Tuesday, October 12, 2010

In search of revenue, newspapers counting on web, new technology

By Matthew Rocco

When it comes to the newspaper industry, Kevin Coyne said, “Someone has to be Bradley Beach.”

Coyne, a journalism professor at Columbia University and former writer for The New York Times, explained that New Jersey shore towns once made money by charging people who wanted access to beach houses that were used to change clothes. When the Holland Tunnel opened in 1927, more visitors started driving, and they no longer needed to use beach houses. Bradley Beach was the first shore town to charge beach goers, and other towns followed suit.

In an age of digital technology, the printed newspaper is overshadowed by the computer screen. Tangible news is not valued as highly as it used to be, especially when it comes to the technologically savvy.

The newspaper industry has been in flux for a number of years, but recent developments may prove to be the most significant changes yet. USA Today announced that the print edition will be scaled back to allow the newspaper to focus its resources more on digital content. The paper recently cut 35 newsroom positions, some of which were already vacant.

Both The Philadelphia Inquirer and the Philadelphia Daily News emerged from Chapter 11 bankruptcy Friday after the purchase of the two newspapers was finalized. According to the Inquirer, the newly-formed Philadelphia Media Network immediately made its mark when the owners told the executive editor of the paper, Bill Marimow, that he would not be able to retain his position due to his lack of experience in digital media.

The evolution of the internet has long been considered the industry’s kryptonite. When the internet first became part of the mainstream news cycle, the newspaper industry slowly adapted to this new medium. News on the internet was typically free, so most newspapers decided that the only way to compete on the internet was to provide journalism free of charge.

“The mistake was to rush to put news online for free. The Wall Street Journal did not go off that cliff. It was never free,” Coyne said. “No one said, ‘Maybe The Wall Street Journal is right?’”

Owned by Dow Jones & Company at the time, The Wall Street Journal was the only prominent newspaper to require its readers to pay for online content. It is now enjoying a one-year increase of 17 percent in print and online revenue, according to a memo sent to the newspaper’s employees.

Such an increase in profit is uncommon in the newspaper industry, considering the lack of online ad revenue. “I’m thrilled that The Wall Street Journal is doing well in print, but they are an anomaly,” Coyne said. “It is owned by a guy with extraordinarily deep pockets who believes in newspapers.”

Rupert Murdoch’s News Corporation purchased Dow Jones in 2007, signaling the first ownership change for The Wall Street Journal in 105 years. Murdoch has made it clear he intends to compete with The New York Times, a plan that has led the Journal to provide more coverage of general interest stories. The paper has always been a prominent source for business news with a targeted audience of business professionals.

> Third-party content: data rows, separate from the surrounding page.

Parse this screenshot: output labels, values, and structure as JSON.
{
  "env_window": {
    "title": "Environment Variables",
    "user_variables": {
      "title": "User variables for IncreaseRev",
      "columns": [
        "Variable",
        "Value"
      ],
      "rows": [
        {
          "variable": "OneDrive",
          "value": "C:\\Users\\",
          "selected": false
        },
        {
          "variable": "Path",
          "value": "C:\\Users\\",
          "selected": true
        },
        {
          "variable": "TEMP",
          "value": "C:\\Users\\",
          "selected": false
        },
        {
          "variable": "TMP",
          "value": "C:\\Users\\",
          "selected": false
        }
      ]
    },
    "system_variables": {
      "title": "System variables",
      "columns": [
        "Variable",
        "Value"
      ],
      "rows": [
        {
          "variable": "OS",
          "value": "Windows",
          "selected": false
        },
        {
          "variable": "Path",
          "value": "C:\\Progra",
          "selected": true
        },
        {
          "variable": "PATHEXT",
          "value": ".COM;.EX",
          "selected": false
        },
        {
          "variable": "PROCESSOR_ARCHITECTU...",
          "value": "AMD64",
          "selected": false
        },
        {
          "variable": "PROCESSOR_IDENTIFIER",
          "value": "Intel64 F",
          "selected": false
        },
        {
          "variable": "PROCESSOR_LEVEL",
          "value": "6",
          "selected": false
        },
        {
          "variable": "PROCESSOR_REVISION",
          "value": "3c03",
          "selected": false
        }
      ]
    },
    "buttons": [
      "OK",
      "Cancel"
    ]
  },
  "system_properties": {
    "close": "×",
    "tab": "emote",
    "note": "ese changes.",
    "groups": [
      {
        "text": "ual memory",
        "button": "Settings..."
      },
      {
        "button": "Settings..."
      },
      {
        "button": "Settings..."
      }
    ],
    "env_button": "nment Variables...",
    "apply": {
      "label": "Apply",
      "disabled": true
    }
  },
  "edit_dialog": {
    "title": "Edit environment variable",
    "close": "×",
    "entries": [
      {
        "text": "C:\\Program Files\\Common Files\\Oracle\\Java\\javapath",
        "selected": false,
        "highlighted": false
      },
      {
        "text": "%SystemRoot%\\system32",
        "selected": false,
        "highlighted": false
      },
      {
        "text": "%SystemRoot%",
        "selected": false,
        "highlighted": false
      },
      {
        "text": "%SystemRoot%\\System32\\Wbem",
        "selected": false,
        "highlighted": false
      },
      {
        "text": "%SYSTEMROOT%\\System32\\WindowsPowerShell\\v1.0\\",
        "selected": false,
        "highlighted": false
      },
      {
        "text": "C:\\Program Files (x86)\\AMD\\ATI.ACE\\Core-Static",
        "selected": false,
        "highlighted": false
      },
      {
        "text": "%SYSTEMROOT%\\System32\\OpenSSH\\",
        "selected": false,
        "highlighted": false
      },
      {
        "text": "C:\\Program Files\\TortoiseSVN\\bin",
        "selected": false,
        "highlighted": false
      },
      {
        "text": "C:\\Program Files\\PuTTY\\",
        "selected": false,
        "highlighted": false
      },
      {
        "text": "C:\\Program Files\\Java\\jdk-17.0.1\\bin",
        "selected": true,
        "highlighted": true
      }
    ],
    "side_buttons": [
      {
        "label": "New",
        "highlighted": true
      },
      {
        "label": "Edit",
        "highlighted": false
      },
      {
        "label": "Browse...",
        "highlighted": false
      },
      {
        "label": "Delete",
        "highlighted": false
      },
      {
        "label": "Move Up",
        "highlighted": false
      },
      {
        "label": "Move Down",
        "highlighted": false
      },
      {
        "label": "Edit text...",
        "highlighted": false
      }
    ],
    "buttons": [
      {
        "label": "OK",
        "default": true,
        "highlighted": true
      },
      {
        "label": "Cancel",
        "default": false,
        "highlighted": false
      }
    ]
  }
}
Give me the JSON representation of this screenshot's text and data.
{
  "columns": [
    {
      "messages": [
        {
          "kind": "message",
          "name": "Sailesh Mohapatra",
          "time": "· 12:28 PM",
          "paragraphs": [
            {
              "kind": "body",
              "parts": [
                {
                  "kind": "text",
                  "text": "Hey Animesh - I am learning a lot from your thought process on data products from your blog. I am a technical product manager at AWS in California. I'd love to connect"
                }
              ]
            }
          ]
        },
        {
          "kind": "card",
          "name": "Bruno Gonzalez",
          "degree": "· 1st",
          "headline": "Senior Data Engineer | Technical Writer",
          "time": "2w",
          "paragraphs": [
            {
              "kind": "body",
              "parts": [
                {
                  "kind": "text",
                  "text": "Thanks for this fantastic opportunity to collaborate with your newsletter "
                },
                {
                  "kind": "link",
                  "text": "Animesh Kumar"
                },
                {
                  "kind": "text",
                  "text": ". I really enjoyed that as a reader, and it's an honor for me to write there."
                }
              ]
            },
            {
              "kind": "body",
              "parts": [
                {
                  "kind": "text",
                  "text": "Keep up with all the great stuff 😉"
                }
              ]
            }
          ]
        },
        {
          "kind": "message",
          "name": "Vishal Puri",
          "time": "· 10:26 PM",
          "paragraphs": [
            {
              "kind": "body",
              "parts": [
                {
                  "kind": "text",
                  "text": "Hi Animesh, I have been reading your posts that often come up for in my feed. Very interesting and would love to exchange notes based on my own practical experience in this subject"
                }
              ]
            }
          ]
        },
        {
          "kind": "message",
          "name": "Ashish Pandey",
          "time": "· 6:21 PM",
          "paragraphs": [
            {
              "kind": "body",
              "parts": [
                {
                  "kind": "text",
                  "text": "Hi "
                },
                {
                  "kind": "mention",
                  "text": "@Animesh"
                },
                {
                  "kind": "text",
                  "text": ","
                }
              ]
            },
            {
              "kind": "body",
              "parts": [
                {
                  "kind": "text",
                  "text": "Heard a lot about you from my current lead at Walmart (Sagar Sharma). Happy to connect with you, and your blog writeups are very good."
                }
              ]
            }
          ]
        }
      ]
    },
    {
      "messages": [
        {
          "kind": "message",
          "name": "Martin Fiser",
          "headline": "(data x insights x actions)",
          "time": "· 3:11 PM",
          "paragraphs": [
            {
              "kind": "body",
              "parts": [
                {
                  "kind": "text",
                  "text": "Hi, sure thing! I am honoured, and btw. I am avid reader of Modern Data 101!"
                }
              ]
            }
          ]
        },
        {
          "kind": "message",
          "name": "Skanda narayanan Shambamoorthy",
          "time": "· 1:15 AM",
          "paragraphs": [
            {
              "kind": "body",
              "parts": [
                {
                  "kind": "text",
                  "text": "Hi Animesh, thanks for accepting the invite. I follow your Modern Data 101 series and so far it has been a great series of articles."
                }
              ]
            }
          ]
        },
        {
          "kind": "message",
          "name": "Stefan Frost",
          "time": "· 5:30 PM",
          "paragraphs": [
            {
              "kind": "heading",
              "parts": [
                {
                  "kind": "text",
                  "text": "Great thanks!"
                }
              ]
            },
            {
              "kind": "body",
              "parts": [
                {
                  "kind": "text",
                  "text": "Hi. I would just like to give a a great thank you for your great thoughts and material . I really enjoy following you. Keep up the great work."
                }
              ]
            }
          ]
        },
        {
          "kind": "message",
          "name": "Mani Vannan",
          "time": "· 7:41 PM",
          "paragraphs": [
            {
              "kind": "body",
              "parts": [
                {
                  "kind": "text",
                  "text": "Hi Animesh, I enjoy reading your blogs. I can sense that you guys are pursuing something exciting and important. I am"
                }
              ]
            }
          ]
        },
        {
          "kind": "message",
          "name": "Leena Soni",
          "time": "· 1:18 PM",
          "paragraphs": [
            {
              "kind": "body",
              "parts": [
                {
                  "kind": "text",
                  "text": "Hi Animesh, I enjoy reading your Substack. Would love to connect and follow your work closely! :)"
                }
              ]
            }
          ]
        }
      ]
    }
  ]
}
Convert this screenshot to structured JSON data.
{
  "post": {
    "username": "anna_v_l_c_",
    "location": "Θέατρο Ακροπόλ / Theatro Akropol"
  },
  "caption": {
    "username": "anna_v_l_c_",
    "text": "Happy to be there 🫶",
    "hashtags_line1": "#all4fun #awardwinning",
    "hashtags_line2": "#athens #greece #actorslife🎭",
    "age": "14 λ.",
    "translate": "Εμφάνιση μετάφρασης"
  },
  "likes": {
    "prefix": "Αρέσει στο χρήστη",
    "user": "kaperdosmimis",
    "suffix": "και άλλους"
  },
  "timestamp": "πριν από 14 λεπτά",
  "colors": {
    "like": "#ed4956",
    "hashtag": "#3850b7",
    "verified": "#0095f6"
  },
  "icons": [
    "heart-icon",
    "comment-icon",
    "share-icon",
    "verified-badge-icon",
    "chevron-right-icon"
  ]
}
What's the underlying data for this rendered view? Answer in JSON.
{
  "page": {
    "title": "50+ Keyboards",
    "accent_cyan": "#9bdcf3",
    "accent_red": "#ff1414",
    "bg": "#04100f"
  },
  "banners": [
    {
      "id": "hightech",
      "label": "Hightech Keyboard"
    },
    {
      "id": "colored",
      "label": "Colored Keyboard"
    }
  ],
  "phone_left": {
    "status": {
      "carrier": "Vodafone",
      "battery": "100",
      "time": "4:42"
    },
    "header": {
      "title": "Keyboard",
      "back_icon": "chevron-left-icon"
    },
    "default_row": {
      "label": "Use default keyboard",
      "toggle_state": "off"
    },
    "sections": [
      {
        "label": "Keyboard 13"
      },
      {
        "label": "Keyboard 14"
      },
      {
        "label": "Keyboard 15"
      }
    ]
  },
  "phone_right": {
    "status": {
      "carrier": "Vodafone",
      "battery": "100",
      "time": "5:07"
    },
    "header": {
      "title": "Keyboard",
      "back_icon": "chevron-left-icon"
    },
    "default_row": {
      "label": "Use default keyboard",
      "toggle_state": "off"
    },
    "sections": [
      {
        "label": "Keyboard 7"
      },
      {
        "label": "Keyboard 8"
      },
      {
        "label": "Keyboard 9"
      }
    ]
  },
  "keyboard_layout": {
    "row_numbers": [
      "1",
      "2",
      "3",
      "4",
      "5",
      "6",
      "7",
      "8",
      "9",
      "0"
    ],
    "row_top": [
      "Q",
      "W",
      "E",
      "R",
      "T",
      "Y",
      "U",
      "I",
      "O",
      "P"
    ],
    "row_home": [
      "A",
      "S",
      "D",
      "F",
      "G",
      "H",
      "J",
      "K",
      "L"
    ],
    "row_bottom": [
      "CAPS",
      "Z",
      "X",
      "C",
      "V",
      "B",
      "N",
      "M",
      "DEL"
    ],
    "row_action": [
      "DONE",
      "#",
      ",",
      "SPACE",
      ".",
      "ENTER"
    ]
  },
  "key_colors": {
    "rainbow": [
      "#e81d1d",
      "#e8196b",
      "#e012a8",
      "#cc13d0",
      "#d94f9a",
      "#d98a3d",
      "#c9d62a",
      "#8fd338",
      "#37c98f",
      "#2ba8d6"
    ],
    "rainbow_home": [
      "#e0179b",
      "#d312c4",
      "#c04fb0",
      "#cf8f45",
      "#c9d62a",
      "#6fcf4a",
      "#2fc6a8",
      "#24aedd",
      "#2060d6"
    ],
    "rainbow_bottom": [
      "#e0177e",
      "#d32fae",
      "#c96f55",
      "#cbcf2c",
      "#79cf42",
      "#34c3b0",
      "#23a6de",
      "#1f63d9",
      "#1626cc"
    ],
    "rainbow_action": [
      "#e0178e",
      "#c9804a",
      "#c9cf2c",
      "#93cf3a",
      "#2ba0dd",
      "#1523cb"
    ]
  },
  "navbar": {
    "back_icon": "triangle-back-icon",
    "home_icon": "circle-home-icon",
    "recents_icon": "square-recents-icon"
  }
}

The first major change to The Wall Street Journal was the addition of a “Greater New York” section that includes local news and sports. On September 25, the paper unveiled an expanded weekend edition that includes two new sections.

While The Wall Street Journal has always required its online readers to pay for content, other newspapers are just getting around to instituting what is commonly referred to as a paywall. The Boston Globe, for example, recently announced it will have a website with free news in addition to a subscription-based website starting next. The New York Times plans on charging readers in early 2011.

“The model was always built on ad revenue, and online ad revenue doesn’t come close” to replacing lost ad revenue from print editions, Coyne said. “The trick will be whether newspapers can make people pay. Gathering information is costly. They need to figure out how journalists and editors and everyone else will get paid. Everyone has a different strategy.”

The Times announced last January that the site’s paywall will be metered, a system that allows readers a certain number of free articles before a fee is necessary. In 2005, the paper launched a paywall called “Times Select,” which charged readers for access to an archive of stories in addition to articles written by the newspaper’s columnists. The New York Times Company decided to eliminate the paywall two years later.

According to Diane McNulty, Executive Director of Media Relations for The New York Times, the paper’s original paywall generated $10 million in its first year and attracted 227,000 subscribers.

“Our research suggests that our users are willing to pay for our high-quality digital content,” McNulty said in an email. “The tools and technologies have now emerged to enable a truly frictionless consumer experience, and the metered model approach is one that will allow for significant sampling of quality content through search, social networks and the real-time web.”

“We believe there is and will continue to be a demand for quality journalism. And that demand is what has made and continues to make newspapers relevant, either in print or online,” she added.

Although new technology may provide newspapers with a potential source of revenue, there are still obstacles that the news industry must overcome. “The iPad was considered the savior. Apple and the news industry will be in the same battle that Apple and the recording industry was in. They had to figure out who got what,” Coyne said.

Other portable technologies such as smartphones and e-book readers can also be fertile ground for newspapers. Many newspapers offer separate subscription plans for e-reader editions. Smartphone and tablet applications deliver news in a usable format, sometimes for a price.

Readers will remain interested as long as newspapers can provide quality journalism that separates itself from other online news sources. People still need the press to deliver information, a promising point for the newspaper industry.

“The question is whether people will be satisfied with free offerings or willing to pay for premium news,” Coyne said. “Newspapers can stay alive as long as people are paying.”